Damage to other areas of the patient's nervous system would not create this specific collection of signs and symptoms. For example, damage to the underlying left internal capsule and thalamus, or to the left brainstem, may cause sensory and motor loss, but the loss is usually more diffusely spread throughout the body in such cases and is not usually associated with Broca's aphasia. Damage further down in the spinal cord would preserve sensory and motor function in the head. Thus, the single most likely event causing her illness is blockage of the superior division of the left middle cerebral artery.

Why was she paralyzed in the right face and arm?

The patient's inability to voluntarily move her right face and arm is due to the damage to the face and arm portion of her left primary motor cortex, an area that lies just anterior to the central sulcus in the posterior portion of the frontal lobe.

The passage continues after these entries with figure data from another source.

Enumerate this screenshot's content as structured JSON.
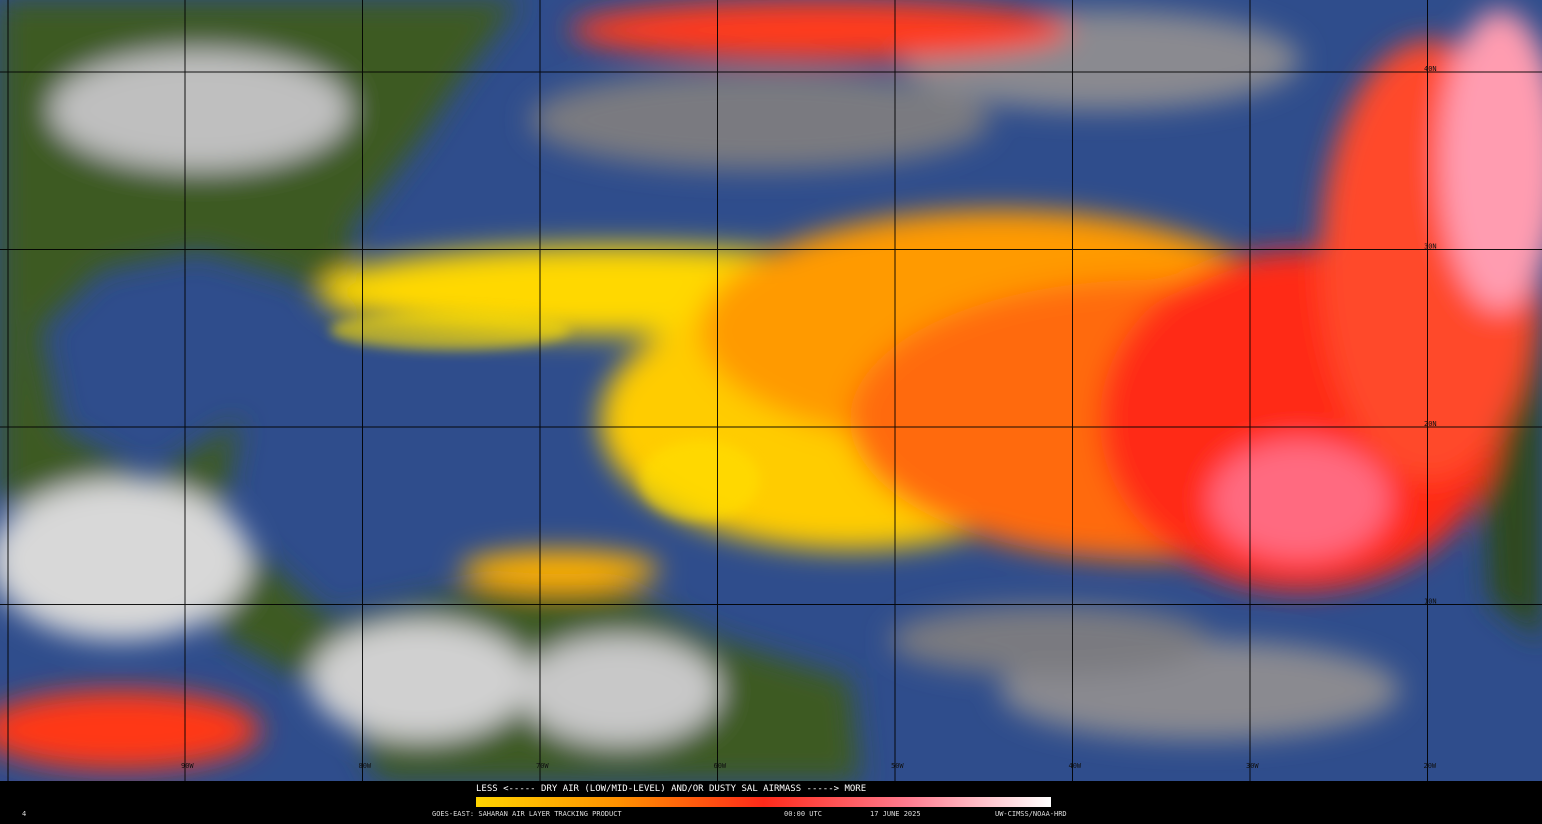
{
  "map": {
    "lat_labels": [
      "40N",
      "30N",
      "20N",
      "10N"
    ],
    "lon_labels": [
      "90W",
      "80W",
      "70W",
      "60W",
      "50W",
      "40W",
      "30W",
      "20W"
    ],
    "legend": "LESS <----- DRY AIR (LOW/MID-LEVEL) AND/OR DUSTY SAL AIRMASS -----> MORE",
    "footer": {
      "corner": "4",
      "product": "GOES-EAST: SAHARAN AIR LAYER TRACKING PRODUCT",
      "time": "00:00 UTC",
      "date": "17 JUNE 2025",
      "credit": "UW-CIMSS/NOAA-HRD"
    }
  }
}
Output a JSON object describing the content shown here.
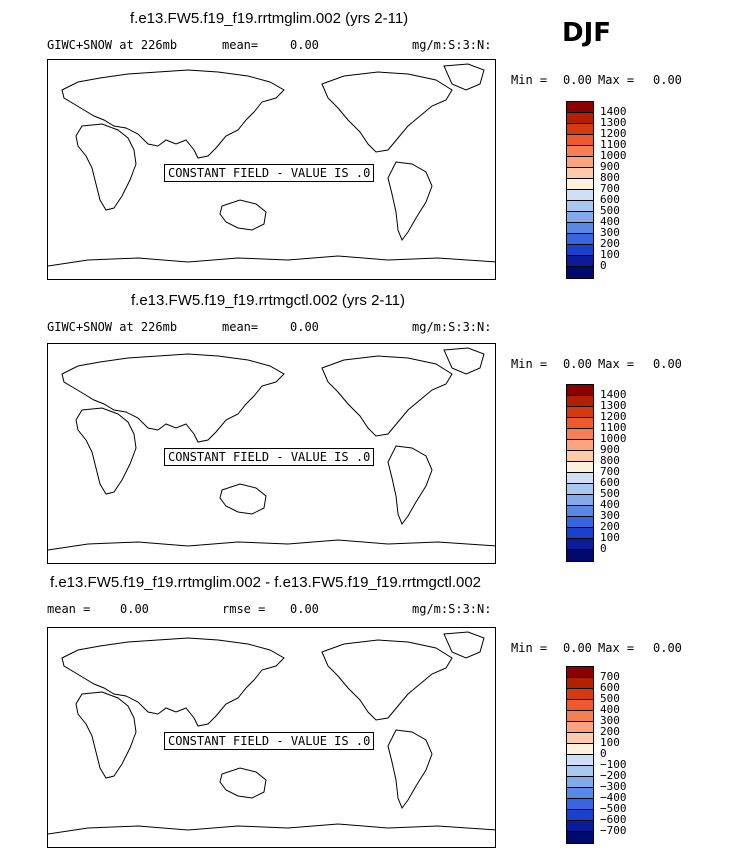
{
  "season": "DJF",
  "panels": [
    {
      "title": "f.e13.FW5.f19_f19.rrtmglim.002 (yrs 2-11)",
      "left_label": "GIWC+SNOW at 226mb",
      "mean_label": "mean=",
      "mean_value": "0.00",
      "units": "mg/m:S:3:N:",
      "min_label": "Min =",
      "min_value": "0.00",
      "max_label": "Max =",
      "max_value": "0.00",
      "constant_label": "CONSTANT FIELD - VALUE IS .0",
      "colorbar_labels": [
        "1400",
        "1300",
        "1200",
        "1100",
        "1000",
        "900",
        "800",
        "700",
        "600",
        "500",
        "400",
        "300",
        "200",
        "100",
        "0"
      ]
    },
    {
      "title": "f.e13.FW5.f19_f19.rrtmgctl.002 (yrs 2-11)",
      "left_label": "GIWC+SNOW at 226mb",
      "mean_label": "mean=",
      "mean_value": "0.00",
      "units": "mg/m:S:3:N:",
      "min_label": "Min =",
      "min_value": "0.00",
      "max_label": "Max =",
      "max_value": "0.00",
      "constant_label": "CONSTANT FIELD - VALUE IS .0",
      "colorbar_labels": [
        "1400",
        "1300",
        "1200",
        "1100",
        "1000",
        "900",
        "800",
        "700",
        "600",
        "500",
        "400",
        "300",
        "200",
        "100",
        "0"
      ]
    },
    {
      "title": "f.e13.FW5.f19_f19.rrtmglim.002 - f.e13.FW5.f19_f19.rrtmgctl.002",
      "left_label": "mean =",
      "mean_label": "rmse =",
      "left_value": "0.00",
      "mean_value": "0.00",
      "units": "mg/m:S:3:N:",
      "min_label": "Min =",
      "min_value": "0.00",
      "max_label": "Max =",
      "max_value": "0.00",
      "constant_label": "CONSTANT FIELD - VALUE IS .0",
      "colorbar_labels": [
        "700",
        "600",
        "500",
        "400",
        "300",
        "200",
        "100",
        "0",
        "−100",
        "−200",
        "−300",
        "−400",
        "−500",
        "−600",
        "−700"
      ]
    }
  ],
  "colors": {
    "scale": [
      "#8b0000",
      "#b22000",
      "#d43a12",
      "#ee5a2e",
      "#f57e52",
      "#f9a47e",
      "#fcc9aa",
      "#fdf0dc",
      "#cfe0f6",
      "#a9c8f0",
      "#82aaea",
      "#5988e6",
      "#3766e0",
      "#1a40cc",
      "#0a1c9a",
      "#000a6e"
    ]
  }
}
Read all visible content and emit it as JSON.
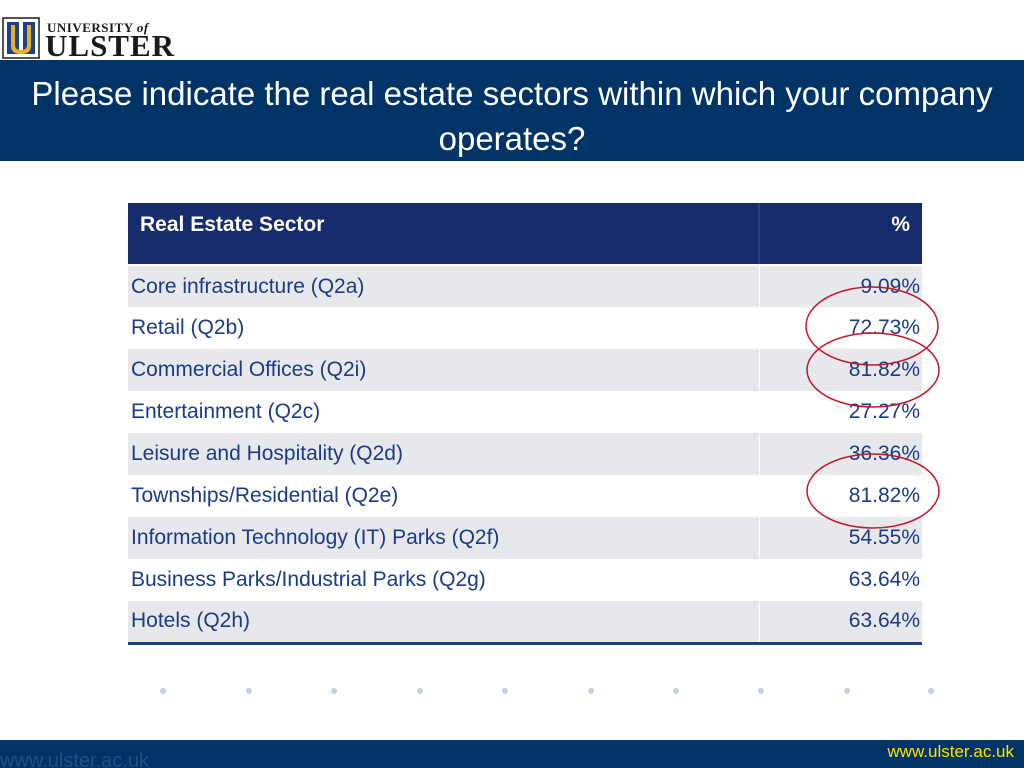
{
  "logo": {
    "university_of": "UNIVERSITY",
    "of": "of",
    "name": "ULSTER"
  },
  "slide": {
    "title": "Please indicate the real estate sectors within which your company operates?"
  },
  "table": {
    "headers": [
      "Real Estate Sector",
      "%"
    ],
    "rows": [
      {
        "sector": "Core infrastructure (Q2a)",
        "percent": "9.09%"
      },
      {
        "sector": "Retail (Q2b)",
        "percent": "72.73%"
      },
      {
        "sector": "Commercial Offices (Q2i)",
        "percent": "81.82%"
      },
      {
        "sector": "Entertainment (Q2c)",
        "percent": "27.27%"
      },
      {
        "sector": "Leisure and Hospitality (Q2d)",
        "percent": "36.36%"
      },
      {
        "sector": "Townships/Residential (Q2e)",
        "percent": "81.82%"
      },
      {
        "sector": "Information Technology (IT) Parks (Q2f)",
        "percent": "54.55%"
      },
      {
        "sector": "Business Parks/Industrial Parks (Q2g)",
        "percent": "63.64%"
      },
      {
        "sector": "Hotels (Q2h)",
        "percent": "63.64%"
      }
    ],
    "highlighted_rows": [
      "Retail (Q2b)",
      "Commercial Offices (Q2i)",
      "Townships/Residential (Q2e)"
    ]
  },
  "footer": {
    "ghost_url": "www.ulster.ac.uk",
    "url": "www.ulster.ac.uk"
  },
  "colors": {
    "title_band": "#003366",
    "table_header": "#172c6c",
    "row_shade": "#e7e8ec",
    "text_blue": "#1a3b85",
    "footer_url": "#ffe100",
    "annotation_circle": "#c0192b"
  }
}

The primary motor cortex normally controls voluntary movements of skeletal muscles by virtue of its large neurons (or Betz cells) whose axons project down through the corticospinal tract (pyramidal tract) to interneurons and lower motor neurons in the spinal cord. The type of paralysis that typically results from cerebral cortex damage is a spastic paralysis. Interestingly, lower mammals who have had just the primary motor cortex destroyed end up with flaccid paralysis, while those whose neighboring cortical areas are damaged as well end up with spastic paralysis.

It is believed that, in humans, damage to the primary cortex's neighboring, non-pyramidal, cortical areas removes their normally inhibitory influence on reticular and vestibular nuclei in the brainstem, which, in turn, causes these brainstem nuclei to fire off inappropriately excessive excitatory signals through the reticulo- and vestibulospinal tracts to lower motor control centers in the spinal cord. This presumably causes excessive facilitation of lower motor neurons and a spastic paralysis.

Was this woman's dominant or nondominant hemisphere damaged? While most functional regions of the cerebral cortex are found in both the right and left cerebrum, there is some division of labor between the cerebral hemispheres. For example, the dominant hemisphere, which is the left hemisphere in over 90% of individuals, controls the fine dexterity of the dominant hand, which is why over 90% of the population is right-handed (recall that the descending motor tracts cross in the mid-line on their way to the spinal cord). The dominant area is also where the Wernicke's and Broca's language centers are located. The non-dominant cerebral hemisphere seems to play a role in 3dimensional, spatial orientation tasks. Since this patient suffered from Broca's aphasia, we can assume that her dominant cerebral hemisphere was damaged.